To assess the receptors which mediate the inflammatory reaction induced by endothelin-1 (ET-1), we investigated the influence of pre-treatment with an ETA receptor antagonist (97-139) on the increase of aqueous protein concentration (APC) after the injection of ET-1 (10(-4), 10(-5)M) into the vitreous cavity of pigmented rabbits. The concentration of prostaglandin E2 (PGE2) and leukotriene B4 (LTB4) in the aqueous humor after the injection of 10(-4)M ET-1 with or without pre-treatment with 97-139 (10(-1), 10(-2), 10(-3)M) was also studied. Pre-treatment with 10(-2)M and 10(-1)M 97-139 completely prevented the APC increase induced by 10(-5)M and 10(-4)M ET-1, respectively. Increases in aqueous PGE2 concentration were observed after the injection of ET-1, which was inhibited by pre-treatment with 97-139. Aqueous LTB4 concentration was not changed significantly by ET-1. These results indicate that the effects of ET-1 on APC are at least partially mediated by the cyclooxygenase pathway of arachidonic acid cascade, and that ETA receptors play an important role in these reactions.

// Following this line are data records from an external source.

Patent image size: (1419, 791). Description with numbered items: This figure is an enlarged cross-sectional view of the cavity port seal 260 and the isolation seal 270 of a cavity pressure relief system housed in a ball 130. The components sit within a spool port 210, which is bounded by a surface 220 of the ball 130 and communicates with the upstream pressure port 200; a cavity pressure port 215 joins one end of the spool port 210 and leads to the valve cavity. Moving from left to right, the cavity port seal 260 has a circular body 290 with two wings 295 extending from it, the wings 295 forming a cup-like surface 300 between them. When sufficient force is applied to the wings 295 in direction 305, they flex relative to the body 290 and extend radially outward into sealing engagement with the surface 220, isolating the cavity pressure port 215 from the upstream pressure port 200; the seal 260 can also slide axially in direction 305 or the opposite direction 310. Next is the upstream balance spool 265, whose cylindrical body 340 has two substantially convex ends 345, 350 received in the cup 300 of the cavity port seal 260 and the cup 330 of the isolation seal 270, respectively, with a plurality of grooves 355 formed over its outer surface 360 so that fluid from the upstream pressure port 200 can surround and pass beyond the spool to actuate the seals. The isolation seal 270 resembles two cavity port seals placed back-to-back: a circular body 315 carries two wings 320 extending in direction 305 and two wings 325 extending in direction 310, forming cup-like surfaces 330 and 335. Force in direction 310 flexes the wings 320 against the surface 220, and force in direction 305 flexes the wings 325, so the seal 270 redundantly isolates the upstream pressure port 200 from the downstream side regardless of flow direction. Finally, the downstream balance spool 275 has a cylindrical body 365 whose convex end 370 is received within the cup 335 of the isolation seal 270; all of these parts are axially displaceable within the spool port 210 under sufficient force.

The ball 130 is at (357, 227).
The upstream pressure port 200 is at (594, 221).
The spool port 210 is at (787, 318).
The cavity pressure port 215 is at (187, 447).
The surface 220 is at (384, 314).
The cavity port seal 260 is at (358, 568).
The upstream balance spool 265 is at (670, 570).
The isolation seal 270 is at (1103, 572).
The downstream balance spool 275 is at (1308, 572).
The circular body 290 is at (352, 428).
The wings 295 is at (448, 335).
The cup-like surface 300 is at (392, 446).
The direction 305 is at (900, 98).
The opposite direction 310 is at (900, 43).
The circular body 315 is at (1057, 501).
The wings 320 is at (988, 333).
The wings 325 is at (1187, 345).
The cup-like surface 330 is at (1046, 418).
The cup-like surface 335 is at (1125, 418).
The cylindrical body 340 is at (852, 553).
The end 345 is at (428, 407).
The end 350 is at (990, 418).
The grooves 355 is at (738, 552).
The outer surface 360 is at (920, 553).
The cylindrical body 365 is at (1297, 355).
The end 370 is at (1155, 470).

为了评估介导内皮素 -1(ET-1)诱导的炎症反应的受体,我们研究了用 ETA 受体拮抗剂(97 - 139)预处理对向有色家兔玻璃体腔注射 ET-1(10⁻⁴、10⁻⁵M)后房水蛋白浓度(APC)升高的影响。还研究了在注射 10⁻⁴M ET-1 时,无论是否用 97 - 139(10⁻¹、10⁻²、10⁻³M)预处理,房水中前列腺素 E2(PGE2)和白三烯 B4(LTB4)的浓度。用 10⁻²M 和 10⁻¹M 97 - 139 预处理分别完全阻止了由 10⁻⁵M 和 10⁻⁴M ET-1 诱导的 APC 升高。注射 ET-1 后观察到房水 PGE2 浓度升高,这被 97 - 139 预处理所抑制。ET-1 对房水 LTB4 浓度无明显影响。这些结果表明,ET-1 对 APC 的作用至少部分是由花生四烯酸级联的环氧化酶途径介导的,并且 ETA 受体在这些反应中起重要作用。